FOKUS.CO.ID – Apakah Anda akan terkejut mengetahui bahwa reinkarnasi bukanlah ajaran Buddhis?
Daftar Isi
“Reinkarnasi” biasanya dipahami sebagai perpindahan jiwa ke tubuh lain setelah kematian. Tidak ada ajaran seperti itu dalam agama Buddha—sebuah fakta yang mengejutkan banyak orang, bahkan beberapa umat Buddha.

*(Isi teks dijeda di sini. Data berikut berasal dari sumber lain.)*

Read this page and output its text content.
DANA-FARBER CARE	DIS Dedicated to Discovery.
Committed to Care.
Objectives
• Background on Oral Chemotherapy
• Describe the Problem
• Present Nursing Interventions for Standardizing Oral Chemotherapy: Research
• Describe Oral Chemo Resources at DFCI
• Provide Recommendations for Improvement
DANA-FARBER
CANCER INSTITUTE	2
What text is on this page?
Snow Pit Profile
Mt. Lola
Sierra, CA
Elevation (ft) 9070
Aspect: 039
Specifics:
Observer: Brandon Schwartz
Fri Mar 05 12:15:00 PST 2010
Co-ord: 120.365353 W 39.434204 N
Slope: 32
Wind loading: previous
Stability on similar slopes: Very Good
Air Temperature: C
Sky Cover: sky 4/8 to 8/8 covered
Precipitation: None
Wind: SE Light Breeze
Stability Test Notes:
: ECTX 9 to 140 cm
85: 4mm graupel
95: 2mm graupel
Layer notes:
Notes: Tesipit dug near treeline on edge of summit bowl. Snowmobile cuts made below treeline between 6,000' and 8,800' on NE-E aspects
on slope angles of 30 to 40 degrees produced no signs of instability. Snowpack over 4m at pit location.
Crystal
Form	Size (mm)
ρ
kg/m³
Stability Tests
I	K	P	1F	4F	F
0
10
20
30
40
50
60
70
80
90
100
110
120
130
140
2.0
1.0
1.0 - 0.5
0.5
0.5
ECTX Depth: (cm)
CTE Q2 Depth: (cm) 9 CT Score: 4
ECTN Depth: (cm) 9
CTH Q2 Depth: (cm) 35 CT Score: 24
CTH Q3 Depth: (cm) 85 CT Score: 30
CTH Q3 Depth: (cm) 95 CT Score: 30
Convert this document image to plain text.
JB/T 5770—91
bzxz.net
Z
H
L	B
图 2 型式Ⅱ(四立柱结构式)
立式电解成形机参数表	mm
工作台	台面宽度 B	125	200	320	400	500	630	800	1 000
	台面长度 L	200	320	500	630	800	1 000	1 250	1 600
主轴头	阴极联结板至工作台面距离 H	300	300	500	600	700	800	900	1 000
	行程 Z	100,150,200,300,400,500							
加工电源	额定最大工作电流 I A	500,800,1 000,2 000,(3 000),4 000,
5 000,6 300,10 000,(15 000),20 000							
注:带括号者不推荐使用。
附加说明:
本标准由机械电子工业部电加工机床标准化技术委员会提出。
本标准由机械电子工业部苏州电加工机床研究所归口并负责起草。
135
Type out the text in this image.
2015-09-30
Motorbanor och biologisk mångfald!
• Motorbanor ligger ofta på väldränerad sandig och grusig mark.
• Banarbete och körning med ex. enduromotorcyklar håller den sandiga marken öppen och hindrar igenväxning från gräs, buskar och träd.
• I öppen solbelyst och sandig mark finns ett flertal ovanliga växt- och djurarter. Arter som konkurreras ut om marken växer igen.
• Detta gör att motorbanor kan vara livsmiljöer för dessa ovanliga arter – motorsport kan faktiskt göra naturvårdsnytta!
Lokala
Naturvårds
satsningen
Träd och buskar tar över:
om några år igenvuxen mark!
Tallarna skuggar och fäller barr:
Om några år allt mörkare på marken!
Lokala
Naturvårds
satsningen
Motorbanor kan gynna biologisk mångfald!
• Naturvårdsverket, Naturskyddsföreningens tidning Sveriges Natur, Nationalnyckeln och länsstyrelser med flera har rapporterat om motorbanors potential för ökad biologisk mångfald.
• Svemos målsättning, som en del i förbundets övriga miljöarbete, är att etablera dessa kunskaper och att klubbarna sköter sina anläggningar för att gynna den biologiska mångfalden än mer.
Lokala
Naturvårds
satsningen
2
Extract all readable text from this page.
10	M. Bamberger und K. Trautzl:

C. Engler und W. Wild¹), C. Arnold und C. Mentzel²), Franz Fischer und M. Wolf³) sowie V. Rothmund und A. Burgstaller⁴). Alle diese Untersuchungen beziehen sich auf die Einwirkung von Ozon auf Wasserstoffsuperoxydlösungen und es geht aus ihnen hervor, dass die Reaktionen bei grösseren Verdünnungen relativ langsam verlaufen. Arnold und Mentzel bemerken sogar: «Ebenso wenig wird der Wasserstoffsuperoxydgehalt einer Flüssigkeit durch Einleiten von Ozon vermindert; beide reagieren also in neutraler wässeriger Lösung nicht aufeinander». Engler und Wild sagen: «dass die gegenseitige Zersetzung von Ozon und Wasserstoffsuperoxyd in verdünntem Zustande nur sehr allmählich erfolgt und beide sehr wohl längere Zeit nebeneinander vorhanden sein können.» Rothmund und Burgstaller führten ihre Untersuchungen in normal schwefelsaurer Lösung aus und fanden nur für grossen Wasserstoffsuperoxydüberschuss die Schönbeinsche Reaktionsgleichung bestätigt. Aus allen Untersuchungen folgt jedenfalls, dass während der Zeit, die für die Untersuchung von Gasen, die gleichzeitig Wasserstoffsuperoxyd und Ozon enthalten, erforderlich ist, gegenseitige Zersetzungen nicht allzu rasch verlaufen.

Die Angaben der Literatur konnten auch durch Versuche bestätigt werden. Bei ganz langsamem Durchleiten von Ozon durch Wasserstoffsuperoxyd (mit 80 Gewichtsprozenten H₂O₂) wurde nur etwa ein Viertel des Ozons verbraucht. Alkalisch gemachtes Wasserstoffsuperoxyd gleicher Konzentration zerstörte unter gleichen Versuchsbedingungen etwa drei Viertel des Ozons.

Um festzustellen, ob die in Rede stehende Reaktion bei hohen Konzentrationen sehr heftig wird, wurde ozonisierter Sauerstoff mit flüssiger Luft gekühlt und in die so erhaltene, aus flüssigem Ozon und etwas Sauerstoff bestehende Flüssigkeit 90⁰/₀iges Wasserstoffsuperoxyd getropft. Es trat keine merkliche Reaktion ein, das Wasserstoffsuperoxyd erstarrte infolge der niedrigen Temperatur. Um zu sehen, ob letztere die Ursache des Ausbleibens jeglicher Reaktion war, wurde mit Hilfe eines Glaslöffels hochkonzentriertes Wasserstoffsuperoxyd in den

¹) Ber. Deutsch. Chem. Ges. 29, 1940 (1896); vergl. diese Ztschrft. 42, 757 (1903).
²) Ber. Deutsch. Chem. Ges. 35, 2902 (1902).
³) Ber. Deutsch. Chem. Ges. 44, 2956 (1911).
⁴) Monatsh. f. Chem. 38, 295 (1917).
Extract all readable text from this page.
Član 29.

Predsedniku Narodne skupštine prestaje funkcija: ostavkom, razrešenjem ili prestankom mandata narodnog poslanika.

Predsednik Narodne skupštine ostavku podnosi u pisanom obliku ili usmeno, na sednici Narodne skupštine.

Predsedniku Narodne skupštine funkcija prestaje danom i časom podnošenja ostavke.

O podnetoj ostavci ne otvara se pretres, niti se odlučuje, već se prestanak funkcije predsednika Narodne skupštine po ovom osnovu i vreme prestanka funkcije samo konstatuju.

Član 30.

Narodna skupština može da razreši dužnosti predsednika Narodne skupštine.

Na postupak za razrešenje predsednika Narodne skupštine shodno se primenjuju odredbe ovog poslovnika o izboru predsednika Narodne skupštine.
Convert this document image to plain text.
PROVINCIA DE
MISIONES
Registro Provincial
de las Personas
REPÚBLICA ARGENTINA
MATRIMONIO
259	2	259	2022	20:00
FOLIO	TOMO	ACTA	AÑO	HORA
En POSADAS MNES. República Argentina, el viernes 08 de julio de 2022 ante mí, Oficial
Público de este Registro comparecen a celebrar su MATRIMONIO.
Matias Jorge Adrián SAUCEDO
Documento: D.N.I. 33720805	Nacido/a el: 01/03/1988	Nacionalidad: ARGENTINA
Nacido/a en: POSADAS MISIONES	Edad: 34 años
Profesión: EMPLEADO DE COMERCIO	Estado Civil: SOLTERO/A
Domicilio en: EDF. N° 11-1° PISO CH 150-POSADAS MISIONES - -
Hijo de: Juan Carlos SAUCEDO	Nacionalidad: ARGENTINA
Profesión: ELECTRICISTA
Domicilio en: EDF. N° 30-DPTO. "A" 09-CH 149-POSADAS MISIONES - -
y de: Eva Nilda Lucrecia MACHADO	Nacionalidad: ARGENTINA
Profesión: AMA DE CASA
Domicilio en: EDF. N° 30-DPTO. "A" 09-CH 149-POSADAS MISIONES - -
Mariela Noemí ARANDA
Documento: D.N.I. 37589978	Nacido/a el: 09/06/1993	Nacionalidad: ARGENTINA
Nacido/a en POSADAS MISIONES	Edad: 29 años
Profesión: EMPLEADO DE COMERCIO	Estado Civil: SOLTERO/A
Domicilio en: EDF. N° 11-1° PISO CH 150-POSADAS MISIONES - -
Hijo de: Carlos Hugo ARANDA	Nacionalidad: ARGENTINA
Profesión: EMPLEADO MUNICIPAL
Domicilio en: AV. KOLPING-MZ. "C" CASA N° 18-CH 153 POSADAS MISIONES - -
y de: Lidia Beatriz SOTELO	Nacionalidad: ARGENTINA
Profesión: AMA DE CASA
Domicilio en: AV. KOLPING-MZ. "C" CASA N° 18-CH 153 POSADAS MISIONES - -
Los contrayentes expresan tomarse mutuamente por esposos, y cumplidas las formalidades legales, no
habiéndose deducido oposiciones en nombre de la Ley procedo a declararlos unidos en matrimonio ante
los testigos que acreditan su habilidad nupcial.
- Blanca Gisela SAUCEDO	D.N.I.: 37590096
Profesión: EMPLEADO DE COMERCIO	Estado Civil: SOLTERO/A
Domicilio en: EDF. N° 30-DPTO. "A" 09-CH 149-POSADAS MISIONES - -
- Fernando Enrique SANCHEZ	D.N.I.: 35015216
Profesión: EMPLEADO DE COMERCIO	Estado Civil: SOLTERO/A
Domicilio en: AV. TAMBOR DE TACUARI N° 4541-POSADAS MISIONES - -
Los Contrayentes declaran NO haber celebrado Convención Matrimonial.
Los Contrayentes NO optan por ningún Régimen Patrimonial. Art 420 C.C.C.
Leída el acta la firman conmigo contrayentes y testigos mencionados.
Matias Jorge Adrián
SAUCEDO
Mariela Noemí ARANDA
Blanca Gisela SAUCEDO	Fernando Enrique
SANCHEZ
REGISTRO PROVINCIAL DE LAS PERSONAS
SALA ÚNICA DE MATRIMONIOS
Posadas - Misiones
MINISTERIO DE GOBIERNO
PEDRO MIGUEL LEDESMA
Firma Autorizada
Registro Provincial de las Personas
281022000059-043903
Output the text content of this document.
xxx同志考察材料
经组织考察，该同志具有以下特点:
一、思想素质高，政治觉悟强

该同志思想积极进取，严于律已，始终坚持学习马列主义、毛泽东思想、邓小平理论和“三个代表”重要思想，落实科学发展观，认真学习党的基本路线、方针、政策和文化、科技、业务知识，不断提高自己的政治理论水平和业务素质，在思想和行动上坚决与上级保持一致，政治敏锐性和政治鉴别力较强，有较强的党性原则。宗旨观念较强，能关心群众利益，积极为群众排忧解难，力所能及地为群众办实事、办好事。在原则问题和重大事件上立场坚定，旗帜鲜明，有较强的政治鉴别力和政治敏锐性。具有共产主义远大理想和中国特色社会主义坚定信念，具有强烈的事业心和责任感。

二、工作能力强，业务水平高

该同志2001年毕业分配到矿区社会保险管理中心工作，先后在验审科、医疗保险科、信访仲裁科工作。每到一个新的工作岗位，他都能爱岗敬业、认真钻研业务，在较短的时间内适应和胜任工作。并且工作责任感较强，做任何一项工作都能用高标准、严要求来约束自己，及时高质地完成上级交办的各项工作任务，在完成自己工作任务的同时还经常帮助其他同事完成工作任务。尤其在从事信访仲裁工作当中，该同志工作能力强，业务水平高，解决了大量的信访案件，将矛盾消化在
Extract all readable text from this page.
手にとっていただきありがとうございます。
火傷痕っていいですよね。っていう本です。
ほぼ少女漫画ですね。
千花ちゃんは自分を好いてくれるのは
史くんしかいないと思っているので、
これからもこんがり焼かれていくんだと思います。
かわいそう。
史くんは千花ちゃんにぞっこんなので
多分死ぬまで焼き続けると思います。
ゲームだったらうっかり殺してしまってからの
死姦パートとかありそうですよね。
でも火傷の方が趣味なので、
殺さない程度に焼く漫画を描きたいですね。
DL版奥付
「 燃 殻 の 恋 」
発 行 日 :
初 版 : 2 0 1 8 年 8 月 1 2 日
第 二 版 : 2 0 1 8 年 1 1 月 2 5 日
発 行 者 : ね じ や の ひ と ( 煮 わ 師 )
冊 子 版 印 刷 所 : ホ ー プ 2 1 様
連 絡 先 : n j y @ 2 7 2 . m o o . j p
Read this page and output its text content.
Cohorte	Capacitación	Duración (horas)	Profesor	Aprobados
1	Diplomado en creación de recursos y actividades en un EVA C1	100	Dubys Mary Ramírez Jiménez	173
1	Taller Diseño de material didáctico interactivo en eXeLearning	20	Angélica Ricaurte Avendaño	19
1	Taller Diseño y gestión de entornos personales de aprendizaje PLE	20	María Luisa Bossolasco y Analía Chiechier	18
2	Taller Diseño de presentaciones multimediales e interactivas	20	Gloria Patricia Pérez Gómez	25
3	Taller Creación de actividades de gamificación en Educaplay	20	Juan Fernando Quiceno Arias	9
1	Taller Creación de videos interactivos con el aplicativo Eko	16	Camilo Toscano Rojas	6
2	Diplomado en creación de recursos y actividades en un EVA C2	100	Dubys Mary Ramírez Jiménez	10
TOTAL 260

Salah satu doktrin paling mendasar dari agama Buddha adalah anatta , atau anatman — tanpa jiwa atau tanpa diri . Tidak ada esensi permanen dari diri individu yang bertahan dari kematian, dan dengan demikian agama Buddha tidak percaya pada reinkarnasi dalam pengertian tradisional, seperti yang dipahami dalam agama Hindu.
Namun, umat Buddha sering berbicara tentang “kelahiran kembali.” Jika tidak ada jiwa atau diri yang kekal, apakah yang “dilahirkan kembali”?
Apa Itu Diri?
Sang Buddha mengajarkan bahwa apa yang kita anggap sebagai “diri” kita – ego kita, kesadaran diri, dan kepribadian – adalah ciptaan dari skandha . Sangat sederhana, tubuh kita, sensasi fisik dan emosional, konseptualisasi, ide dan keyakinan, dan kesadaran kita bekerja sama untuk menciptakan ilusi “aku” yang permanen dan khas.
Sang Buddha berkata, “Oh, Bhikshu, setiap saat Anda dilahirkan, membusuk, dan mati.” Maksudnya bahwa di setiap saat, ilusi “aku” memperbarui dirinya sendiri. Tidak hanya tidak ada yang terbawa dari satu kehidupan ke kehidupan berikutnya; tidak ada yang terbawa dari satu saat ke saat berikutnya.
Ini bukan untuk mengatakan bahwa “kita” tidak ada – tetapi bahwa tidak ada “aku” yang permanen dan tidak berubah, melainkan bahwa kita didefinisikan ulang setiap saat dengan mengubah kondisi yang tidak kekal.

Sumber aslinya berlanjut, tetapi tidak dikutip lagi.